Outros métodos descontínuos que utilizam o método dos elementos discretos
têm sido utilizados na modelagem 2D e 3D de movimentos de massa. Entretanto,
tem-se dado mais atenção ao emprego de métodos contínuos para movimentos de
massa do tipo fluxo, pois consideram a deformação interna dos elementos baseados
na teoria da hidrodinâmica.
Os fluxos de detritos são modelados de forma semelhante ao fluxo em canais
abertos, utilizando a solução das equações de Saint-Venant. Estas equações
correspondem ao caso especifico da integração das equações de Navier-Stokes
usadas para descrever o movimento geral dos fluxos viscosos.
Desta forma, a modelagem dinâmica dos meios contínuos é mais precisa do
que os métodos empíricos tradicionais, pois a geometria e o mecanismo envolvido
em cada caso podem ser levados em conta explicitamente (McDougall, 2006).

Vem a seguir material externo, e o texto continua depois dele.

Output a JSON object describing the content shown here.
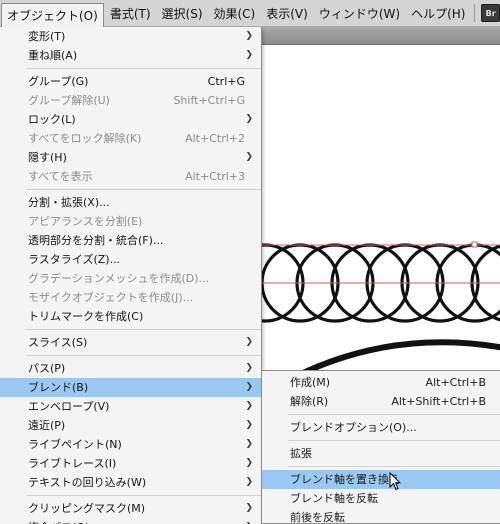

Modelos com base na dinâmica dos meios contínuos são classificados por
McDougall (2006) em: i) modelos através de topografia 2D vs 3D; ii) modelos com
enfoque euleriano vs lagrangiano e iii) modelos que requerem parâmetros medidos
vs modelos que utilizam parâmetros calibrados.

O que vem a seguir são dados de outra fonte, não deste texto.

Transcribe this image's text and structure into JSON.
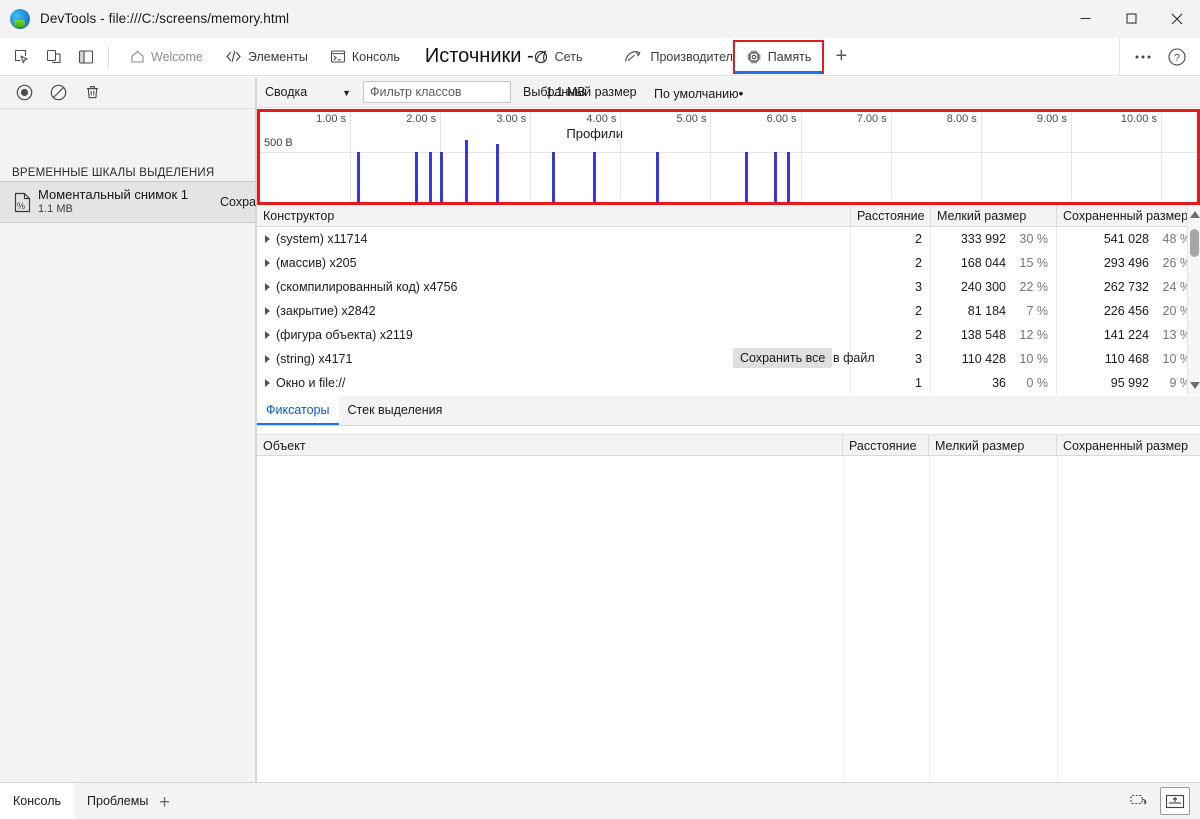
{
  "window": {
    "title": "DevTools - file:///C:/screens/memory.html",
    "logo_icon": "edge-devtools-logo",
    "minimize_label": "─",
    "maximize_label": "□",
    "close_label": "✕"
  },
  "navbar": {
    "tools": [
      {
        "name": "inspect-element-icon",
        "label": ""
      },
      {
        "name": "device-toolbar-icon",
        "label": ""
      },
      {
        "name": "dock-side-icon",
        "label": ""
      }
    ],
    "tabs": [
      {
        "label": "Welcome",
        "icon": "home-icon",
        "state": "muted"
      },
      {
        "label": "Элементы",
        "icon": "code-brackets-icon",
        "state": "normal"
      },
      {
        "label": "Консоль",
        "icon": "console-terminal-icon",
        "state": "normal"
      },
      {
        "label": "Источники -",
        "icon": "",
        "state": "big"
      },
      {
        "label": "Сеть",
        "icon": "network-icon",
        "state": "normal"
      },
      {
        "label": "Производительность",
        "icon": "performance-gauge-icon",
        "state": "normal"
      },
      {
        "label": "Память",
        "icon": "memory-chip-icon",
        "state": "selected"
      }
    ],
    "add_tab_label": "+",
    "more_label": "⋯",
    "help_label": "?",
    "selected_tab_highlight_color": "#e01b24",
    "selected_tab_underline_color": "#1a73e8"
  },
  "sidebar": {
    "toolbar": [
      {
        "name": "record-button",
        "label": ""
      },
      {
        "name": "clear-no-entry-button",
        "label": ""
      },
      {
        "name": "delete-trash-button",
        "label": ""
      }
    ],
    "section_title": "ВРЕМЕННЫЕ ШКАЛЫ ВЫДЕЛЕНИЯ",
    "snapshot": {
      "title": "Моментальный снимок 1",
      "size": "1.1 MB",
      "icon": "snapshot-percent-icon",
      "action_label": "Сохранить"
    }
  },
  "memory_toolbar": {
    "view_select": "Сводка",
    "filter_placeholder": "Фильтр классов",
    "selected_size_label": "Выбранный размер",
    "selected_size_value": "1.1 MB",
    "scope_label": "По умолчанию",
    "scope_dot": "•"
  },
  "chart_data": {
    "type": "bar",
    "title": "Профили",
    "xlabel": "",
    "ylabel": "500 B",
    "y_axis_label": "500 B",
    "grid": true,
    "xlim": [
      0,
      10.4
    ],
    "tick_labels": [
      "1.00 s",
      "2.00 s",
      "3.00 s",
      "4.00 s",
      "5.00 s",
      "6.00 s",
      "7.00 s",
      "8.00 s",
      "9.00 s",
      "10.00 s"
    ],
    "tick_values": [
      1,
      2,
      3,
      4,
      5,
      6,
      7,
      8,
      9,
      10
    ],
    "bar_color": "#3b36d6",
    "x": [
      1.08,
      1.72,
      1.88,
      2.0,
      2.28,
      2.62,
      3.24,
      3.7,
      4.4,
      5.38,
      5.7,
      5.85
    ],
    "values": [
      500,
      500,
      500,
      500,
      640,
      590,
      500,
      500,
      500,
      500,
      500,
      500
    ],
    "ylim": [
      0,
      760
    ]
  },
  "constructor_grid": {
    "columns": [
      "Конструктор",
      "Расстояние",
      "Мелкий размер",
      "Сохраненный размер"
    ],
    "rows": [
      {
        "name": "(system) x11714",
        "distance": "2",
        "shallow": "333 992",
        "shallow_pct": "30 %",
        "retained": "541 028",
        "retained_pct": "48 %"
      },
      {
        "name": "(массив) x205",
        "distance": "2",
        "shallow": "168 044",
        "shallow_pct": "15 %",
        "retained": "293 496",
        "retained_pct": "26 %"
      },
      {
        "name": "(скомпилированный код) x4756",
        "distance": "3",
        "shallow": "240 300",
        "shallow_pct": "22 %",
        "retained": "262 732",
        "retained_pct": "24 %"
      },
      {
        "name": "(закрытие) x2842",
        "distance": "2",
        "shallow": "81 184",
        "shallow_pct": "7 %",
        "retained": "226 456",
        "retained_pct": "20 %"
      },
      {
        "name": "(фигура объекта) x2119",
        "distance": "2",
        "shallow": "138 548",
        "shallow_pct": "12 %",
        "retained": "141 224",
        "retained_pct": "13 %"
      },
      {
        "name": "(string) x4171",
        "distance": "3",
        "shallow": "110 428",
        "shallow_pct": "10 %",
        "retained": "110 468",
        "retained_pct": "10 %"
      },
      {
        "name": "Окно и file://",
        "distance": "1",
        "shallow": "36",
        "shallow_pct": "0 %",
        "retained": "95 992",
        "retained_pct": "9 %"
      }
    ],
    "save_all_button": "Сохранить все",
    "save_all_tail": "в файл"
  },
  "sub_panel": {
    "tabs": [
      {
        "label": "Фиксаторы",
        "active": true
      },
      {
        "label": "Стек выделения",
        "active": false
      }
    ],
    "columns": [
      "Объект",
      "Расстояние",
      "Мелкий размер",
      "Сохраненный размер"
    ],
    "rows": []
  },
  "drawer": {
    "tabs": [
      {
        "label": "Консоль",
        "active": true
      },
      {
        "label": "Проблемы",
        "active": false
      }
    ],
    "add_label": "+",
    "right_buttons": [
      {
        "name": "screencast-icon",
        "label": ""
      },
      {
        "name": "dock-bottom-icon",
        "label": ""
      }
    ]
  }
}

Os modelos dinâmicos contínuos consideram equações de conservação de
massa, momento e energia da mecânica dos fluidos. Estas equações, que descrevem
o movimento dinâmico de fluxos de detritos, são integradas em função da
profundidade média de fluxo (depth averaged) e combinadas com as formulações
para fluxos rasos (shallow flow) eliminando uma dimensão. Assim, as
terminologias 2D ou 3D denotam que o movimento é simulado ao longo da
topografia em duas ou três dimensões.
Na abordagem euleriana o marco de referência encontra-se fixo no espaço,
resultando na solução de equações mais complexas. Na abordagem lagrangeana,
apesar do marco de referência se movimentar com a velocidade local, simplificando
as equações governantes, estas são susceptíveis a distorções devido a grandes
deformações.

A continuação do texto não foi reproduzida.